Use tools like Gamma to generate draft decks quickly from prompts, then personalize based on the partner’s customer context and your shared “better together” story—so you spend less time designing and more time selling.

What should I track to know partnerships are actually converting?

Track revenue-linked outcomes: partner-influenced lead/opportunity creation, joint pipeline sourced from the integration, conversion rates, and adoption/usage signals that predict future success.

Can partnerships still work with competitors?

Yes. Focus on the “middle zone” where the partnership improves the end-to-end customer experience. Even with feature overlap, you can win if you align on complementary value and can articulate the integration-driven customer outcome.

Conclusion

The big unlock in this AI playbook is not that tools can do your work faster. The unlock is workflow design plus validation plus execution.

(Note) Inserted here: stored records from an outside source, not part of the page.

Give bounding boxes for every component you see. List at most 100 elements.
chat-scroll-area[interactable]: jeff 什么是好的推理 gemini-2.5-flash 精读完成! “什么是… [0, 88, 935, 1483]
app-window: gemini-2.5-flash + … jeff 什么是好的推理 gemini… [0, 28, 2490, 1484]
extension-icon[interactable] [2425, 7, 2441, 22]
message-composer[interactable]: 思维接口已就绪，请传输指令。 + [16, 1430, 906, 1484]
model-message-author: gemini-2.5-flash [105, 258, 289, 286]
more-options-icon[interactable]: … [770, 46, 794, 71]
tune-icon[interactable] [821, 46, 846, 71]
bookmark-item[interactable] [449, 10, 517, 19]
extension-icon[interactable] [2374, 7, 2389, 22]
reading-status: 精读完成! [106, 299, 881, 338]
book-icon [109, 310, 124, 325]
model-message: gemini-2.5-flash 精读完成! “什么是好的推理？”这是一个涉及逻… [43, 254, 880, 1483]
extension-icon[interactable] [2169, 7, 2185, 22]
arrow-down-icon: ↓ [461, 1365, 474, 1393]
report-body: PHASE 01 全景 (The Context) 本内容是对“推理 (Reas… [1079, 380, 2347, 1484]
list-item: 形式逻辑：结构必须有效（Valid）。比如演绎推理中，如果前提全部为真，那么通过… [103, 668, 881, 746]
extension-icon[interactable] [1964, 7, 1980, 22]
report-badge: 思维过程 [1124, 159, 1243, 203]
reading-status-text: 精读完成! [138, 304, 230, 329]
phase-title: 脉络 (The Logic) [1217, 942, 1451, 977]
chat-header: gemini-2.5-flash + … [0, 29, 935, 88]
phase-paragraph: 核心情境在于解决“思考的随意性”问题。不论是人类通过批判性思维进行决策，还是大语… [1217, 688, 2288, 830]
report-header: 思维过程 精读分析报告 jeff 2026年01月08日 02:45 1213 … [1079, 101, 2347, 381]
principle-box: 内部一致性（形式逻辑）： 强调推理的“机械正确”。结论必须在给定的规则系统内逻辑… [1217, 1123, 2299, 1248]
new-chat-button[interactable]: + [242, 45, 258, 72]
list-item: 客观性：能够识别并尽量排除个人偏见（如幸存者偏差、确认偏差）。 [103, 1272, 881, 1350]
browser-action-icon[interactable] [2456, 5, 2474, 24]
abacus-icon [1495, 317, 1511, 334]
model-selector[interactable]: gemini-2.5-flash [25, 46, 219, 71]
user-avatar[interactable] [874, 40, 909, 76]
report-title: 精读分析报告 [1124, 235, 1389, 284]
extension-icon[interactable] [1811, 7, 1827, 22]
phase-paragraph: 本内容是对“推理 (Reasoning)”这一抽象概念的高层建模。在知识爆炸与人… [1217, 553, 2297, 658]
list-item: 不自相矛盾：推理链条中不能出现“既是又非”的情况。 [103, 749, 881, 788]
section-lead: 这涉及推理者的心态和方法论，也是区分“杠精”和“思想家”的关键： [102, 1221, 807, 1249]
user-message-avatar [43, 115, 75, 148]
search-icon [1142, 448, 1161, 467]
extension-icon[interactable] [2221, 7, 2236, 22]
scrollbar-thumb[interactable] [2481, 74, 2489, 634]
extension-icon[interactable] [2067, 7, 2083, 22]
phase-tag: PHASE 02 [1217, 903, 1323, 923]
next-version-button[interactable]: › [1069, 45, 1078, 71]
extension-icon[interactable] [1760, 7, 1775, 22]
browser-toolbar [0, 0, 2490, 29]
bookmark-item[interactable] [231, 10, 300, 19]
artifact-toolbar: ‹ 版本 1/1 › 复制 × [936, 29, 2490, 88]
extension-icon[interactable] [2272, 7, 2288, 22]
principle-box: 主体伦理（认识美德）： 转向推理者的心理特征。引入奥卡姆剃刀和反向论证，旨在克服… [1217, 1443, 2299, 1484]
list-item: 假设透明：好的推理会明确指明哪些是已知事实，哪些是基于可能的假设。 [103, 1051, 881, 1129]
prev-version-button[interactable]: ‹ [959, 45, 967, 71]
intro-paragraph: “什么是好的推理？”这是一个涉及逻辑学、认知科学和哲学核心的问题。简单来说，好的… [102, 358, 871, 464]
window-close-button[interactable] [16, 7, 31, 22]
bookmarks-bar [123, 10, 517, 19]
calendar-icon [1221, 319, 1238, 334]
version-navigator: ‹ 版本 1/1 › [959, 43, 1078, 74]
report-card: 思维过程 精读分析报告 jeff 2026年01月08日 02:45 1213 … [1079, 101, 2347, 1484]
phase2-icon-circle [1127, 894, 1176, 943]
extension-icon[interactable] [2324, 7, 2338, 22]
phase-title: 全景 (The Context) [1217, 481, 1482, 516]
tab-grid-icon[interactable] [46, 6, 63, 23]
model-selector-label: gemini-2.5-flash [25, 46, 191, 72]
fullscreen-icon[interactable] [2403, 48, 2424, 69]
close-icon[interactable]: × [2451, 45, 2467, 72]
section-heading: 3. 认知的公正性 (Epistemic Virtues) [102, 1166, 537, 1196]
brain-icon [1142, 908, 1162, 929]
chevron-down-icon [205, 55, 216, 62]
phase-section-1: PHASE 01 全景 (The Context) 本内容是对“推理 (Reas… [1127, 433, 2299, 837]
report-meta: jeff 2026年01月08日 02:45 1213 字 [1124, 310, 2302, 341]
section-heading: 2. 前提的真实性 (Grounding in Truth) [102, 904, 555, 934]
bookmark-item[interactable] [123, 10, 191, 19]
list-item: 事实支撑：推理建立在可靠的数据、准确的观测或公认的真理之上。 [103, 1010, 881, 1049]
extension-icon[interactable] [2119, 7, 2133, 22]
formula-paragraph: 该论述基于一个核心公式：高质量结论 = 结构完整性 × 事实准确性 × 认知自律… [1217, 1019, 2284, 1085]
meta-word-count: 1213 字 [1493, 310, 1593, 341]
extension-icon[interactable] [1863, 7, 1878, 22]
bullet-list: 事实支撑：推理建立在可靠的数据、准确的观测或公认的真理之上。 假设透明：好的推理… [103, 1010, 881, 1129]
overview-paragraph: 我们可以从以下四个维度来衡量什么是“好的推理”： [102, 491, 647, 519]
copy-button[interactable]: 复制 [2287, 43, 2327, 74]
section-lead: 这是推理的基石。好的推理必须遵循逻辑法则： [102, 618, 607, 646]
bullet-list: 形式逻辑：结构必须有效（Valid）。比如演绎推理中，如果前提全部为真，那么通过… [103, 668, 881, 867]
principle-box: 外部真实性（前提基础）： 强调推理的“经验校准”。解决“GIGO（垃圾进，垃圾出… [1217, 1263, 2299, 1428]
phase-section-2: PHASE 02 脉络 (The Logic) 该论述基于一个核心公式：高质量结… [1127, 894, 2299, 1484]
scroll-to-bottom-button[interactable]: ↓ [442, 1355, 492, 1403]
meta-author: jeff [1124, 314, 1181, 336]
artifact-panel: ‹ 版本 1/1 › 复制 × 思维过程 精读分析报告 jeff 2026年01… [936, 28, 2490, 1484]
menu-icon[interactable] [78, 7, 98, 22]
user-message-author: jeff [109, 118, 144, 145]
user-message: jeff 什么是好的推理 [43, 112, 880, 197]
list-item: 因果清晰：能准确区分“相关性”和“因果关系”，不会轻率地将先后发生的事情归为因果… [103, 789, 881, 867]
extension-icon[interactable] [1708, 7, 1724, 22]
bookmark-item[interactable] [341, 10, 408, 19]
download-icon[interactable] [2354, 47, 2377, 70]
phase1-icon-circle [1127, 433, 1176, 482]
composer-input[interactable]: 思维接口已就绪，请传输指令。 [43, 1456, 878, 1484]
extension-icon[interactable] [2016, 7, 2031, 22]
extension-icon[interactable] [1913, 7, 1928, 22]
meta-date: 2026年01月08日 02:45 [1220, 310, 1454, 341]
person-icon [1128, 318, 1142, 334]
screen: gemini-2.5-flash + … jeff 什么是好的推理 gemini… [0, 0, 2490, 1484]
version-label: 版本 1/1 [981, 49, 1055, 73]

Start with intelligent hunting to identify the right targets. Validate overlaps using a truth meter approach so you only invest beyond a hunch. Mind the gap between signing and revenue by running an execution workflow that turns better together messaging into pipeline. Then accelerate your delivery with AI-assisted pitch creation, dashboards for operational reality checks, and personalized outreach (including conversational avatars) when you need scale.

In short: AI will not replace you. But a person using AI will out-execute someone who relies on patience, guesswork, and manual busywork.